Sunday, 12 July 2020 19:20

Sri Lanka liquor manufacturers cry foul over ethanol procurement directive

Sri Lanka Customs and the Department of Import and Export Control have been facilitating the release of many goods which had arrived before the temporary ban imposed following the COVID-19 pandemic, to save foreign exchange outflow and promote local industries.

It has already permitted the clearing of 31 containers out of 72 imported bya leading liquor manufacturer Distilleries Company of Sri Lanka (DCSL) as these containers were duly licensed and approved by the authorities mid to late last year, and long before the onset of the COVID-19 pandemic.

Customs Deaprtment has forwarded some documents of the company to its legal division for perusal although its licence was to last till March 2020 and the company hadn’t opened fresh LCs or ordered new shipments following the ban, informed sources revealed.

DCSL has been prevented from purchasing ethanol from a local private company, due to the Government’s recent attempts to create a state monopoly in ethanol production.

After the ban on ethanol imports since 1 January this year, manufacturers were purchasing ethanol from Royal Casks Distilleries (Pvt.) Ltd., the only distillery that produces ethanol using maize up to the international quality standard of imported ethanol, industry sources noted.

In a surprise move, the Department of Excise has rejected a request from manufacturers to purchase over 347,000 litres of ethanol from Royal Casks.

In a letter, Commissioner General of Excise A. Bodaragama has directed the manufacturers to purchase ethanol either from Pelwatte Sugar Distilleries (Pvt.) Ltd. or Lanka Sugar Company Ltd. – Sevanagala, two state-owned ethanol distilleries.

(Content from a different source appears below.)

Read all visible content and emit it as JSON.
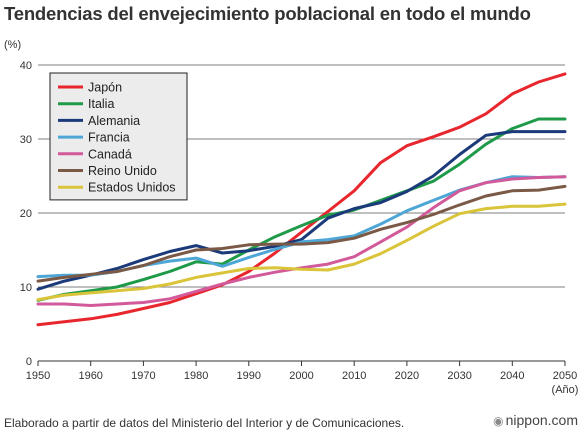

This move by the Department of Excise was aimed at boosting the revenue of loss making Pelwatte Sugar Distilleries (Pvt.) Ltd. or Lanka Sugar Company Ltd. – Sevanagala, two state-owned ethanol distilleries crating state monopoly, liquor companies alleged.

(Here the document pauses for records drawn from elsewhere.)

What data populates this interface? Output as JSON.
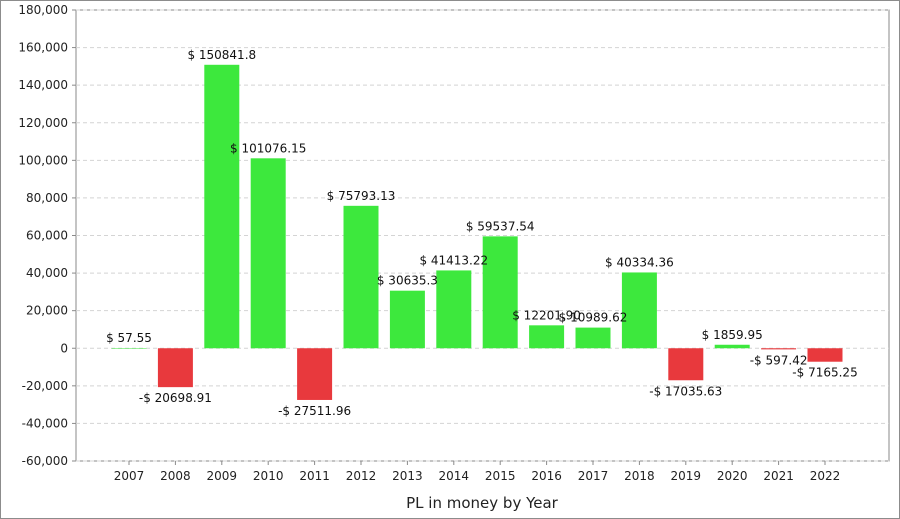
{
  "chart_data": {
    "type": "bar",
    "xlabel": "PL in money by Year",
    "ylabel": "",
    "ylim": [
      -60000,
      180000
    ],
    "y_ticks": [
      "180,000",
      "160,000",
      "140,000",
      "120,000",
      "100,000",
      "80,000",
      "60,000",
      "40,000",
      "20,000",
      "0",
      "-20,000",
      "-40,000",
      "-60,000"
    ],
    "categories": [
      "2007",
      "2008",
      "2009",
      "2010",
      "2011",
      "2012",
      "2013",
      "2014",
      "2015",
      "2016",
      "2017",
      "2018",
      "2019",
      "2020",
      "2021",
      "2022"
    ],
    "values": [
      57.55,
      -20698.91,
      150841.8,
      101076.15,
      -27511.96,
      75793.13,
      30635.3,
      41413.22,
      59537.54,
      12201.9,
      10989.62,
      40334.36,
      -17035.63,
      1859.95,
      -597.42,
      -7165.25
    ],
    "data_labels": [
      "$ 57.55",
      "-$ 20698.91",
      "$ 150841.8",
      "$ 101076.15",
      "-$ 27511.96",
      "$ 75793.13",
      "$ 30635.3",
      "$ 41413.22",
      "$ 59537.54",
      "$ 12201.90",
      "$ 10989.62",
      "$ 40334.36",
      "-$ 17035.63",
      "$ 1859.95",
      "-$ 597.42",
      "-$ 7165.25"
    ],
    "grid": true,
    "colors": {
      "positive": "#3de83d",
      "negative": "#e8393d"
    }
  }
}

This derective of the Excise Department infringes with the company’s rights and excise regulations, senior executive of a leading liquor company said.

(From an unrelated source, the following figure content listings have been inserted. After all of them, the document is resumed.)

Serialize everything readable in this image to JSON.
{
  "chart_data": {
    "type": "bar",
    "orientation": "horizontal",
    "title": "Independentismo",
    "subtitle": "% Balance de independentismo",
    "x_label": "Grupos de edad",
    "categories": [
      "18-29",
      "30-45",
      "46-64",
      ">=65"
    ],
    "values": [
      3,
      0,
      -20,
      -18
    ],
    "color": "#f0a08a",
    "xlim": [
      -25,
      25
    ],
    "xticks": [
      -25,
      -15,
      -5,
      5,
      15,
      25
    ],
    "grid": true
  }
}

No provisons in Excise regulations to force a manufacturer to buy necessary raw materials from distilleries that are suggested or directed by the Department e; it instead provides a manufacturer the choice to decide, he added.

According to official data, production capacity of five local ethanol produces is only 42 percent of the local requirement and the estimated maximum production of Pelwatte, Sevanagala, Royal cask, Hingurana and, Galoya plantations is in the region of 12 million liters per annum.

According to the Ministry of Finance, the excise revenue target in 2019 was Rs. 130 billion, During the financial year 2018/2019, DCSL paid Rs. 58 billion in taxes, and Rs. 64 billion in taxes a year ago.